§ 16h SGB II, Förderung schwer zu erreichender junger Menschen

§ 16h SGB II
Sozialgesetzbuch (SGB) Zweites Buch (II) - Grundsicherung für Arbeitsuchende -
Bundesrecht

Kapitel 3 – Leistungen → Abschnitt 1 – Leistungen zur Eingliederung in Arbeit

Titel: Sozialgesetzbuch (SGB) Zweites Buch (II) - Grundsicherung für Arbeitsuchende -
Normgeber: Bund
Redaktionelle Abkürzung: SGB II
Gliederungs-Nr.: 860-2
Normtyp: Gesetz

Eingefügt durch G vom 26. 7. 2016 (BGBl I S. 1824) (1. 8. 2016).

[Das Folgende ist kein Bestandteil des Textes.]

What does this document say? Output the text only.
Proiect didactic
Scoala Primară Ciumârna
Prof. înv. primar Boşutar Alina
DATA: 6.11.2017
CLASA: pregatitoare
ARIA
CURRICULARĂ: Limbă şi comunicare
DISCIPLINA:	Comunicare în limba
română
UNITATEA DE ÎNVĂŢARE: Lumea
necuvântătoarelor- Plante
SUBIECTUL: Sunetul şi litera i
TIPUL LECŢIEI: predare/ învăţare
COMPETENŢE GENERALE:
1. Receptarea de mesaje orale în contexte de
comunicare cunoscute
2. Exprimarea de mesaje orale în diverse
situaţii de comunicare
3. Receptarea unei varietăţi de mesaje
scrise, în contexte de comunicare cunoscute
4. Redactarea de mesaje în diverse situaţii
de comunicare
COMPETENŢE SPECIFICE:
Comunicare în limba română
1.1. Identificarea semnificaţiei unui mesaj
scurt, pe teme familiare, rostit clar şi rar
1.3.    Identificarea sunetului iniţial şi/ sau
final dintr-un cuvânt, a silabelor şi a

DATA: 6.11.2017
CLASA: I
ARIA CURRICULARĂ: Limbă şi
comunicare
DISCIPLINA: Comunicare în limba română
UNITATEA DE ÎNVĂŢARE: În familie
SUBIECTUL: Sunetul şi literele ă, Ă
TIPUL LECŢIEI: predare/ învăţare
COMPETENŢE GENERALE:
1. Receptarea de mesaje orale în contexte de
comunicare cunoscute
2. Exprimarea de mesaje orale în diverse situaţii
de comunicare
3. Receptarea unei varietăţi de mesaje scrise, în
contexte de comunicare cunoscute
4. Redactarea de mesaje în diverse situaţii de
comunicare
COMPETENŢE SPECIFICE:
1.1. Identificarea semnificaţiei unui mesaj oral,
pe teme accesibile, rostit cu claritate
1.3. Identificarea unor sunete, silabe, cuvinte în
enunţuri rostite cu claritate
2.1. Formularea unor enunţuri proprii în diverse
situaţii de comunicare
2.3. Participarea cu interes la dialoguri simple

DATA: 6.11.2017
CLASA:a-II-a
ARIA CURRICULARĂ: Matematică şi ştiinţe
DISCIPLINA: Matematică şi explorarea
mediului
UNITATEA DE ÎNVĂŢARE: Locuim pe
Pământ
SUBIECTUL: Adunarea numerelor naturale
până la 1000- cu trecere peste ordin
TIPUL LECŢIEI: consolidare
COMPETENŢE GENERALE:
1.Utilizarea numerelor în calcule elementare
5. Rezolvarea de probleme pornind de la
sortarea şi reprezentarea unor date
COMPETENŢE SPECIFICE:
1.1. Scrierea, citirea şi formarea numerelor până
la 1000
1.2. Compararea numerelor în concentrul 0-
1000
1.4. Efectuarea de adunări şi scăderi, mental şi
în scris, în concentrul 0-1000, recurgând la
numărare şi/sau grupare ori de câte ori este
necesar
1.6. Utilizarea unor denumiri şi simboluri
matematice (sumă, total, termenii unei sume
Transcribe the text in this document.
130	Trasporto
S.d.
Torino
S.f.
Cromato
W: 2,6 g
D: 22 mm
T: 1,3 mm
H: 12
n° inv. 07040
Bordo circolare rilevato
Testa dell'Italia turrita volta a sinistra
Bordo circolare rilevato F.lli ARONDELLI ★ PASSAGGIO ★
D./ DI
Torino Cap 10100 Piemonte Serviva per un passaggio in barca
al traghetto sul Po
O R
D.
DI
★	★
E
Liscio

(1) 1Für Leistungsberechtigte, die das 25. Lebensjahr noch nicht vollendet haben, kann die Agentur für Arbeit Leistungen erbringen mit dem Ziel, die aufgrund der individuellen Situation der Leistungsberechtigten bestehenden Schwierigkeiten zu überwinden,

  1. 1.

    eine schulische, ausbildungsbezogene oder berufliche Qualifikation abzuschließen oder anders ins Arbeitsleben einzumünden und

  2. 2.

    Sozialleistungen zu beantragen oder anzunehmen.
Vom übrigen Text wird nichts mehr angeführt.